How is an ideal customer profile different from a persona?

A persona is a representation of a specific customer segment within an ideal customer profile. Persona’s outline customer needs, goals, and behaviors, as well as their motivations, values, and aspirations. Personas are usually based on research and often include demographic and psychographic information.

How do you create an ideal customer profile?

Defining your ICP should be a company-wide affair. Involve all departments that touch the customer during their lifecycle – particularly product, sales, Customer Success, and marketing. Bring these teams together to decide on an initial ICP and then plan on actively revisiting it as your product, services, and market evolve.

It’s worth noting that all businesses sell outside their ICP. Part of the reason your ICP changes is from purposely pursuing customers who might be slightly outside of your scope and testing whether you can successfully serve them. This is where you’ll start to refine the differentiation between your stretch-fit customers and your bad-fit customers

When establishing your ICP and customer fit, here are a few things to keep in mind:

1. Not all customer churn is bad

As your product and market mature and shift, you make business decisions that will inherently push some customers out of your ICP and move others in.

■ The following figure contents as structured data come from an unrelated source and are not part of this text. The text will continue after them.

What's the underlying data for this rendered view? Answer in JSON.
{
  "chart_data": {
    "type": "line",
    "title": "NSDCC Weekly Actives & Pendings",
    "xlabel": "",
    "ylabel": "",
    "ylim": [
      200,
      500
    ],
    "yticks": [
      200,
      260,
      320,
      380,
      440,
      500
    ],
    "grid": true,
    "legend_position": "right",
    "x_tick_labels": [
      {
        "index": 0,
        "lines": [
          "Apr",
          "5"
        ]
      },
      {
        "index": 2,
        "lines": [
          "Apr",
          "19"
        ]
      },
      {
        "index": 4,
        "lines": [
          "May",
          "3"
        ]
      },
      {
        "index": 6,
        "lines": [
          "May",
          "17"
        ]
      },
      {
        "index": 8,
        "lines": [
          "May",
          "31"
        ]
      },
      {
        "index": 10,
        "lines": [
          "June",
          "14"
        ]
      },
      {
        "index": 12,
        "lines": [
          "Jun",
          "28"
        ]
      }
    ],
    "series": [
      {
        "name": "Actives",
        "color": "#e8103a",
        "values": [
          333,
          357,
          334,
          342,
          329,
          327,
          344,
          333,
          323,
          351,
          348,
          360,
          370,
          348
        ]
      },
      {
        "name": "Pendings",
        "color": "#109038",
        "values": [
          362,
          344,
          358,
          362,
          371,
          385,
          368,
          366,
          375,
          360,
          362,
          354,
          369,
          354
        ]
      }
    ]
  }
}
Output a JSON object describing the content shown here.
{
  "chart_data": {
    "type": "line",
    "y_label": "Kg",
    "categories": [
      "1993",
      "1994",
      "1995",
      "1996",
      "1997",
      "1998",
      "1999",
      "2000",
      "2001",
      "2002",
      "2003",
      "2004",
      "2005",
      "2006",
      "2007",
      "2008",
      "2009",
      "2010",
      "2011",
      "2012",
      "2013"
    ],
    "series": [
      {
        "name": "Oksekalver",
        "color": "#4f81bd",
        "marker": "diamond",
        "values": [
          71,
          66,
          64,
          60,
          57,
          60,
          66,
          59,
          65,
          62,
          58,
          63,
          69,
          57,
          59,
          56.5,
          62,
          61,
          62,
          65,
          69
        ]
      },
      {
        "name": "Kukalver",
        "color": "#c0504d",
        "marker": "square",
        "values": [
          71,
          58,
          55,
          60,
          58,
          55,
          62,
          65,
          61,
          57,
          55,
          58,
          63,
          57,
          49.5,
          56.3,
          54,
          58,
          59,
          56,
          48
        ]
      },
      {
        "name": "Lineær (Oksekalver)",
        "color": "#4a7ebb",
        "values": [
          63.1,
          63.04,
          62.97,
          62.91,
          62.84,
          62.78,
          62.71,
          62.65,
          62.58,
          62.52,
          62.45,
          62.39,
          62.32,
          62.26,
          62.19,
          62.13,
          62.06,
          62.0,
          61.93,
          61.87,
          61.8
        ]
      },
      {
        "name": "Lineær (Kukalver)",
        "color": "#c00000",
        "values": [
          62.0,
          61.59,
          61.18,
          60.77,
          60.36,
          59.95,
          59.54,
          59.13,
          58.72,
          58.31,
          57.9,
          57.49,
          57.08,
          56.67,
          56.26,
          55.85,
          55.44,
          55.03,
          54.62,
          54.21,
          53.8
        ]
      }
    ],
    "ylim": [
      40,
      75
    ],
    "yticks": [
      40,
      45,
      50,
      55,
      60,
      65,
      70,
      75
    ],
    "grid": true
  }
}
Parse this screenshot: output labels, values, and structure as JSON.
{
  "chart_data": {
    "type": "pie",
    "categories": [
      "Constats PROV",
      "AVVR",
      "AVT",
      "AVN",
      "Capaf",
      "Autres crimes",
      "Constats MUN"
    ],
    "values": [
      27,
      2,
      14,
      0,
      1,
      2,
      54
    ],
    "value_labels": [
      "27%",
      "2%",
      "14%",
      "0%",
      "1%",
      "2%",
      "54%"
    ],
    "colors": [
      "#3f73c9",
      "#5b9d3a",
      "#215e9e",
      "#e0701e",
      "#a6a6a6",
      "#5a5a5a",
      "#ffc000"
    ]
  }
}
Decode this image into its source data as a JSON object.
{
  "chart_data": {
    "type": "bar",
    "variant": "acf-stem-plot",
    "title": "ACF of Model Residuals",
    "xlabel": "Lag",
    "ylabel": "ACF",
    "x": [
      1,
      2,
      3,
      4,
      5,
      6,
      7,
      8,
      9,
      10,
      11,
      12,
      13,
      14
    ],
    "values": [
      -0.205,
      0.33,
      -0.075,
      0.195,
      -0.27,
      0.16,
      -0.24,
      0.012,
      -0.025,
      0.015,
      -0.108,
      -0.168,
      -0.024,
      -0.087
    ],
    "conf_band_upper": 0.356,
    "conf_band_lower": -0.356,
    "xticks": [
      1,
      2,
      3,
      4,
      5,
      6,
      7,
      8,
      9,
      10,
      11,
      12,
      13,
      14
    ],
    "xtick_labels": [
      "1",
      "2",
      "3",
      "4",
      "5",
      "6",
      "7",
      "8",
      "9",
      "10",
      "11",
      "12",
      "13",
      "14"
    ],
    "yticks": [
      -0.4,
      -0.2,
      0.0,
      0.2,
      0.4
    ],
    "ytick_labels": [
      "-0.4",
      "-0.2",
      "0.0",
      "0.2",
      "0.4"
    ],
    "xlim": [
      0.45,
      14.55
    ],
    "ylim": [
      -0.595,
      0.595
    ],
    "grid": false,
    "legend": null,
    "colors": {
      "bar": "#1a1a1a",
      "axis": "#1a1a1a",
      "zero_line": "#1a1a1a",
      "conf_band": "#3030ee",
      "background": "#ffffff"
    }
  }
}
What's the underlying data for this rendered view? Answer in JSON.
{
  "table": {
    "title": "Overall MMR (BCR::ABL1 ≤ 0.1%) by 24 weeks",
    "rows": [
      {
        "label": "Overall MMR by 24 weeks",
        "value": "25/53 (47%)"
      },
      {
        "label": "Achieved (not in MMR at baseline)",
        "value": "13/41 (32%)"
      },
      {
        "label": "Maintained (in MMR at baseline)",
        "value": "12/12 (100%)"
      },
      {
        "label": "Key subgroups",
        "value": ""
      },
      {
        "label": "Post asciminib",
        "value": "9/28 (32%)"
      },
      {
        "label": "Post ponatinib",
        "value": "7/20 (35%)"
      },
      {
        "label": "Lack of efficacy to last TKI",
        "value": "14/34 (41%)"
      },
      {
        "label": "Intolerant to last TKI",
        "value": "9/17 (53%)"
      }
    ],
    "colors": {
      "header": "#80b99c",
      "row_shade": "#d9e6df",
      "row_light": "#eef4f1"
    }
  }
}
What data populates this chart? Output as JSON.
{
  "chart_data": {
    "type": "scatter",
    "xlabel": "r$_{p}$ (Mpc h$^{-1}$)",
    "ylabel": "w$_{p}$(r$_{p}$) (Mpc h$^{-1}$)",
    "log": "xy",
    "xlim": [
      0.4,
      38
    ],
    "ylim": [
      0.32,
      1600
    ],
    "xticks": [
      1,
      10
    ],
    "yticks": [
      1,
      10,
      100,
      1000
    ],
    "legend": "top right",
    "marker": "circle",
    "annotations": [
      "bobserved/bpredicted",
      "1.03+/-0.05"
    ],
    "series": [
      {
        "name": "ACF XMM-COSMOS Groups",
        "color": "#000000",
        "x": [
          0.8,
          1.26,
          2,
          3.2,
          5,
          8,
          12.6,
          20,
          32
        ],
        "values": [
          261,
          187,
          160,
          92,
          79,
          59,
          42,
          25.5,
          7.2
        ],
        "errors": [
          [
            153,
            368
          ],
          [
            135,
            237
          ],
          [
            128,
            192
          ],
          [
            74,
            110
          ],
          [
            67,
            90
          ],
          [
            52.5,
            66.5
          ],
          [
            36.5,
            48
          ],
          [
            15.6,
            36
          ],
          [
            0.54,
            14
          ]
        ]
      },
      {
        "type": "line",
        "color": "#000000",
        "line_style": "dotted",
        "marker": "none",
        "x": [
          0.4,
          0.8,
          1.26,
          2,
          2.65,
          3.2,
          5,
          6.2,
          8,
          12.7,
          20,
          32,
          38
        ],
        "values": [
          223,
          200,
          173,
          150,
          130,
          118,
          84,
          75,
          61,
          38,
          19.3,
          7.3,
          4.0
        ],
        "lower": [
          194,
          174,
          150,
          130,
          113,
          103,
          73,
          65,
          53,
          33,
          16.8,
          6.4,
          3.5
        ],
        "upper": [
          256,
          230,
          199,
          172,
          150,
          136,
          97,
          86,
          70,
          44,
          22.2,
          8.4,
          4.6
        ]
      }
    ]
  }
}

When you first launch a solution, there’s a phenomenon where it’s actually beneficial to churn some of your earlier customers because you haven’t yet tested or refined the alignment between your value proposition and ICP.

2. Know your boundaries

For stretch-fit customers, conduct more upfront vetting in the sales process to thoroughly understand their limitations and set reasonable expectations to prevent future fallout.

3. Start with product

While your ICP should not be owned by any one department, the baseline proposal often originates from product. As the function that’s most intimately familiar with your solution, your Product team should know who you intend to build for and what problems you want to solve.

4. Back your ICP with data, not anecdotes

Because Customer Success hasn’t traditionally been rooted in data, there tends to be more emotional reactions to customer fit when it’s not perfect. If Customer Success wants to influence or participate in conversations about ICP, the best thing they can do is approach these discussions with a clear data mindset. If you want to legitimize concerns about bad-fit customers, you need to substantiate your claims. What proof points and metrics are you citing? What’s your baseline to identify where and how the fit is off? Take a step back and listen to what your customer data is telling you.